Denken ist ein rein geistiger, innerer Prozess, der nach außen durch Sprache wahrnehmbar wird. Da sich im Sprechen die sinnliche Natur des Menschen mit seiner geistigen verknüpft, ist Sprachunterricht also ideal, um Geist und Gemüt gleichzeitig zu bilden. Das gilt zuerst für die Muttersprache. Wenn wir eine fremde Sprache lernen, werden wir gleichzeitig in eine andere geistige Vorstellungswelt eingeführt, denn unterschiedliche Völker haben unterschiedliche Wege eingeschlagen, um sich Welt und Natur anzueignen und darzustellen. Das ist für Humboldt der Grund, Sprachen lernen zu lassen, und nicht die Überlegung, dass es dem Schüler später nützt und er gleich in eine höhere Gehaltsklasse eingestuft wird.

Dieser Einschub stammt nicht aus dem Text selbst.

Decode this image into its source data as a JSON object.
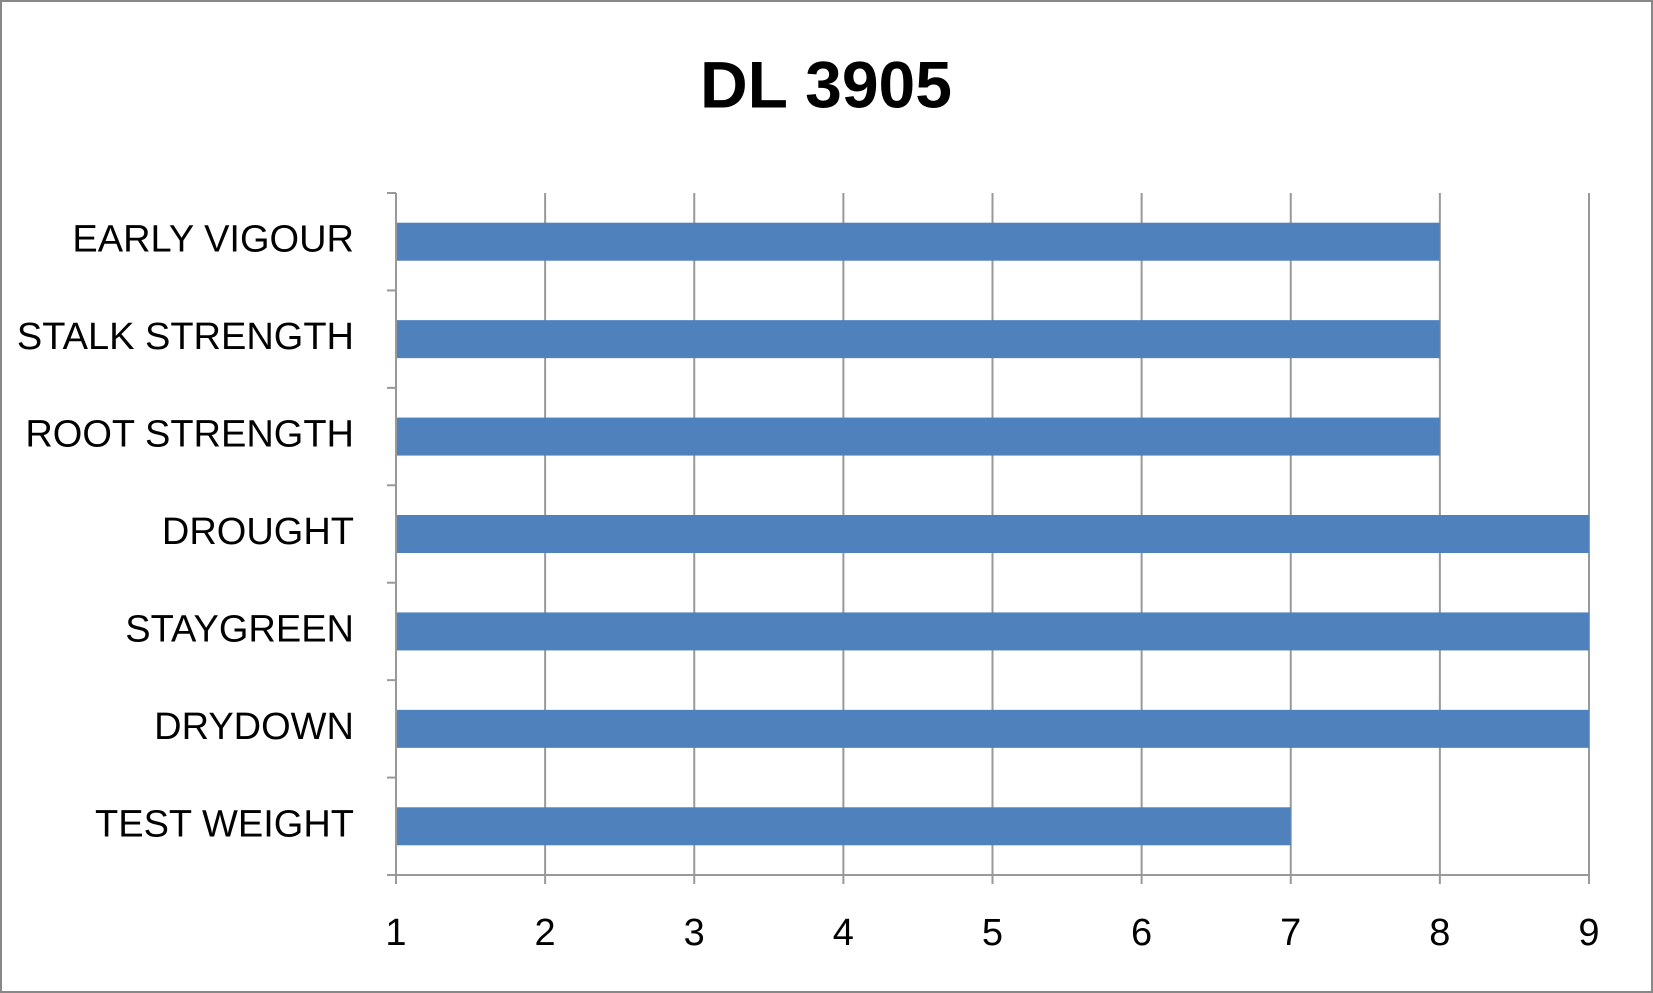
{
  "chart_data": {
    "type": "bar",
    "orientation": "horizontal",
    "title": "DL 3905",
    "categories": [
      "EARLY VIGOUR",
      "STALK STRENGTH",
      "ROOT STRENGTH",
      "DROUGHT",
      "STAYGREEN",
      "DRYDOWN",
      "TEST WEIGHT"
    ],
    "values": [
      8,
      8,
      8,
      9,
      9,
      9,
      7
    ],
    "color": "#4f81bd",
    "xlim": [
      1,
      9
    ],
    "xticks": [
      1,
      2,
      3,
      4,
      5,
      6,
      7,
      8,
      9
    ],
    "grid": true
  }
}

Neben den alten Sprachen sollte „der historische und mathematische Unterricht gleich gut und sorgfältig mit dem philologischen behandelt werden“. Die Naturwissenschaften, insbesondere die Mathematik, erfuhren eine große Aufwertung, indem sie nach der gleichen Methode wie die Philologie als Wissenschaften gelehrt wurden. Dabei müsse jeder Gegenstand im Unterricht „auf eine das Gemüt stark bewegende Weise“ behandelt werden. Der Lehrer müsse von seinem Unterrichtsstoff begeistert sein und Begeisterung wecken. Nur so lernt man. Nur wenn Verstand und Gemüt gleichsam in Tätigkeit gesetzt werden, bleibt das, was wir lernen sollen, haften. Humboldt lehnte jede Form von Auswendiglernen ab; da man es ohnehin wieder vergessen würde, sei es vergebliche Mühe.

Menschen bilden, lautete sein Credo, Menschen, nicht künftige Berufstätige. Die Schule entließ den Schüler mit einem breiten Fundament von Bildung und Allgemeinwissen, auf dem er sich frei bewegen und sich jedes beliebige Spezialwissen, jede spezifische Fähigkeit leicht und schnell aneignen konnte. Eigentlich der ideale Berufseinsteiger für unser modernes Zeitalter, möchte man sagen.

Humboldts Relevanz heute

Wer Humboldt studiert, ist von der Aktualität seiner Ideen geradezu bestürzt. Die Schule dürfe sich nicht an die Wirklichkeit, die sie umgibt, anpassen, warnte er, sonst werde sie ein Mittel zur wachsenden Entmündigung des Menschen. Wir haben das in Europa getan mit ebendiesem Resultat. Die Schule dürfe sich nicht in einer Vielzahl von Bildungsinhalten verlieren, sonst vermittle sie Wissen anstelle von Bildung. Es scheint, Humboldt habe das Internet-Zeitalter vorausgeahnt. Gerade angesichts einer Flut von Informationen, einer Fülle von konkretem Einzelwissen, mit dem wir konfrontiert werden, ist die Konzentration auf prinzipielle, formgebende, wie Wilhelm sagen würde, Inhalte überlebenswichtig für den Geist. Die Masse von Einzelwissen beschleunigt die Partikularisierung des Denkens. Wir verlieren uns immer mehr in Spitzfindigkeiten und entfernen uns dabei immer weiter von einem übergreifenden Verständnis unserer Mitwelt.

Wilhelm von Humboldts Bildungsidee stellt die exakte Gegenposition zu dem dar, was die Bildungsexperten unserer Tage fabrizieren. Sie könnte ihnen so manche Anregung, manche Antwort auf drängende Fragen geben. Voraussetzung ist allerdings, dass sie bereit sind Neues aufzugreifen – „lebenslanges Lernen“ eben.
Rosa Tennenbaum
ist Germanistin und Autorin; von ihr stammen zahlreiche Artikel und Aufsätze zu den Schwerpunkten Bildung, deutsche Dichtung und griechische Antike. Sie war stellvertretende Vorsitzende des Schiller-Instituts und lebt als freie Autorin und Rezitatorin in Berlin.